A 4-year study was initiated in 1997 to provide canola producers with information on the consequences of various rotational intervals with the use of new disease and herbicide-resistant canola varieties. The study was conducted at three locations in Alberta, Canada (Ellerslie, Strathmore, and Warburg). At each location, four canola rotations were established: continuous canola, and canola seeded in 1 of 2, 3, or 4 years. Canola varieties included the conventional varieties ‘AC Excel’ and ‘Quantum’, the glyphosate-resistant variety ‘Quest’, imidazolinone-resistant ‘45A71’, and a glufosinate-resistant hybrid, ‘Invigor 2153’. In the fourth year of the study, when canola was grown in all treatments, weed densities, weed species diversity, and evenness were determined preseeding and before and after in-crop herbicide application. Canola yield was greatest in the northern ecoregions of the Boreal Transition (Warburg) and Aspen Parkland (Ellerslie), and lowest in the Moist Mixed Grassland ecoregion (Strathmore). Weed populations increased and population diversity decreased and became less even where rotations were less diverse; in continuous canola and in the 1-in-4–year rotation.

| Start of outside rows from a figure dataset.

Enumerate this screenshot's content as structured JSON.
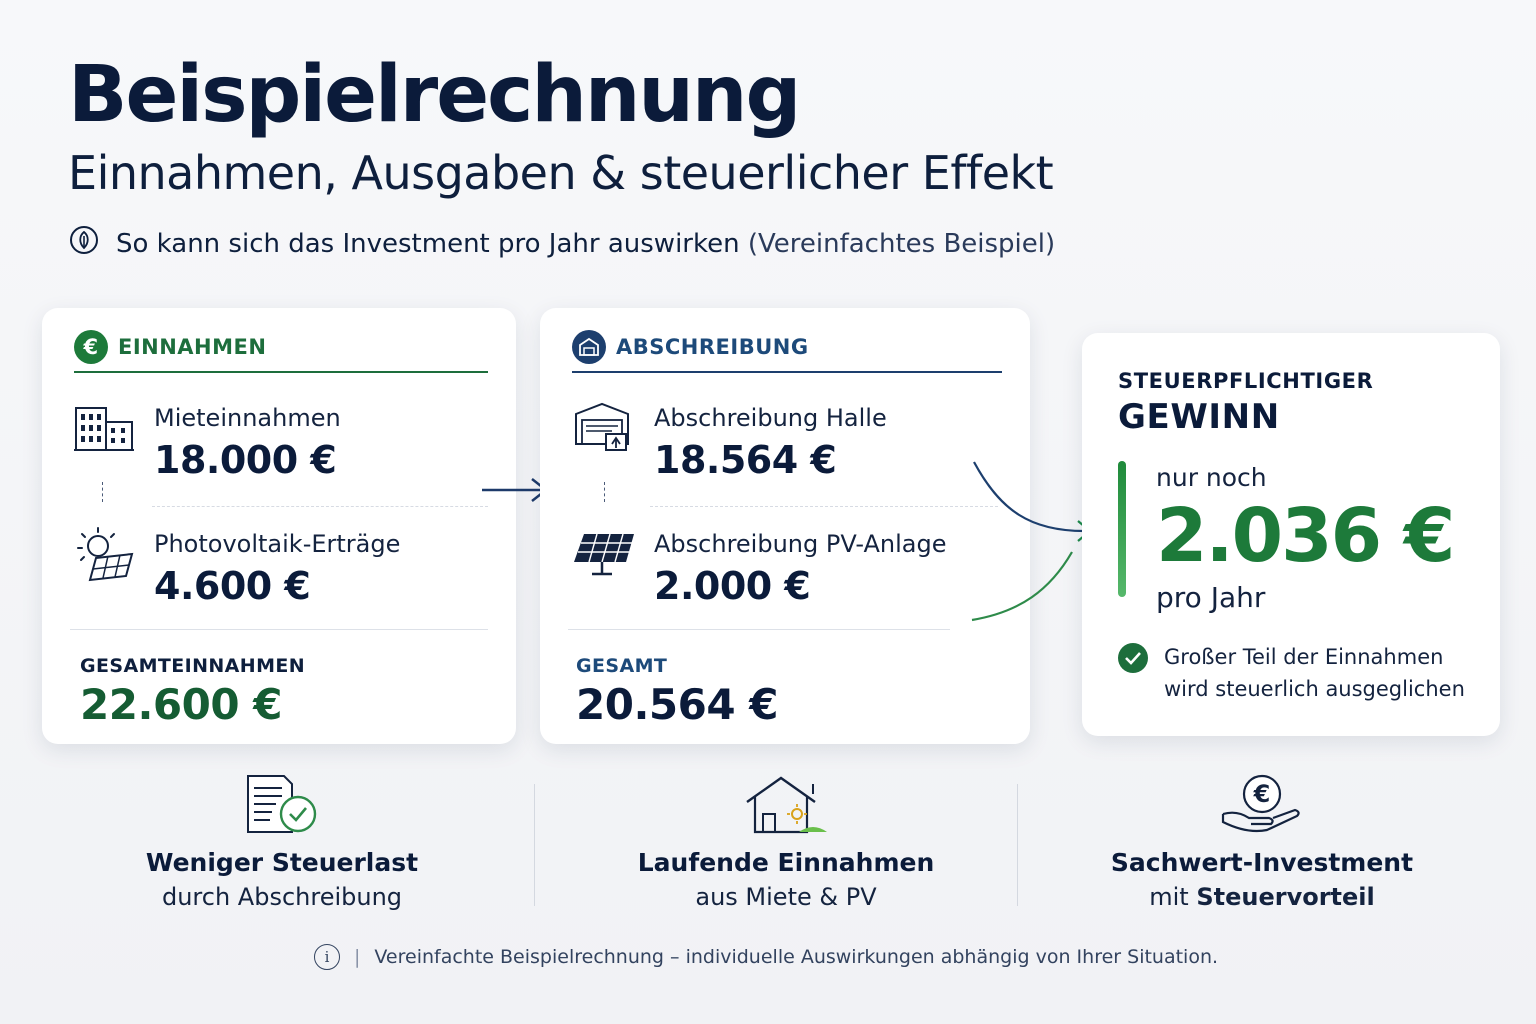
{
  "header": {
    "title": "Beispielrechnung",
    "subtitle": "Einnahmen, Ausgaben & steuerlicher Effekt",
    "intro_main": "So kann sich das Investment pro Jahr auswirken",
    "intro_note": "(Vereinfachtes Beispiel)"
  },
  "income": {
    "heading": "EINNAHMEN",
    "badge": "€",
    "items": [
      {
        "label": "Mieteinnahmen",
        "value": "18.000 €",
        "icon": "building-icon"
      },
      {
        "label": "Photovoltaik-Erträge",
        "value": "4.600 €",
        "icon": "solar-panel-sun-icon"
      }
    ],
    "total_label": "GESAMTEINNAHMEN",
    "total_value": "22.600 €"
  },
  "depreciation": {
    "heading": "ABSCHREIBUNG",
    "items": [
      {
        "label": "Abschreibung Halle",
        "value": "18.564 €",
        "icon": "hall-icon"
      },
      {
        "label": "Abschreibung PV-Anlage",
        "value": "2.000 €",
        "icon": "solar-panel-icon"
      }
    ],
    "total_label": "GESAMT",
    "total_value": "20.564 €"
  },
  "result": {
    "title_line1": "STEUERPFLICHTIGER",
    "title_line2": "GEWINN",
    "pre": "nur noch",
    "value": "2.036 €",
    "post": "pro Jahr",
    "note_line1": "Großer Teil der Einnahmen",
    "note_line2": "wird steuerlich ausgeglichen"
  },
  "benefits": [
    {
      "title": "Weniger Steuerlast",
      "sub": "durch Abschreibung",
      "icon": "document-check-icon"
    },
    {
      "title": "Laufende Einnahmen",
      "sub": "aus Miete & PV",
      "icon": "house-solar-icon"
    },
    {
      "title": "Sachwert-Investment",
      "sub_plain": "mit",
      "sub_bold": "Steuervorteil",
      "icon": "hand-euro-icon"
    }
  ],
  "footnote": {
    "text": "Vereinfachte Beispielrechnung – individuelle Auswirkungen abhängig von Ihrer Situation.",
    "separator": "|",
    "info_glyph": "i"
  },
  "colors": {
    "green": "#1d6e3c",
    "navy": "#0b1b3a",
    "blue": "#1d4a7a",
    "result_green": "#1d7a3a"
  }
}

As expected, weed densities increased in poorly competitive, conventional canola varieties compared to herbicide-resistant varieties sprayed with their broader-spectrum herbicides. Where weed densities were high, variety/herbicide system became a critical factor affecting crop yield. Under these conditions, the herbicide-resistant varieties ‘Quest’ and ‘Invigor 2153’ typically outyielded the conventional varieties of ‘AC Excel’ and ‘Quantum’. Canola yield was highest when grown in a 1-in-3– or a 1-in-4–year rotation, although the 1-in-3–year rotation generally had lower weed densities, and allowed high-value canola to be grown more frequently in rotation.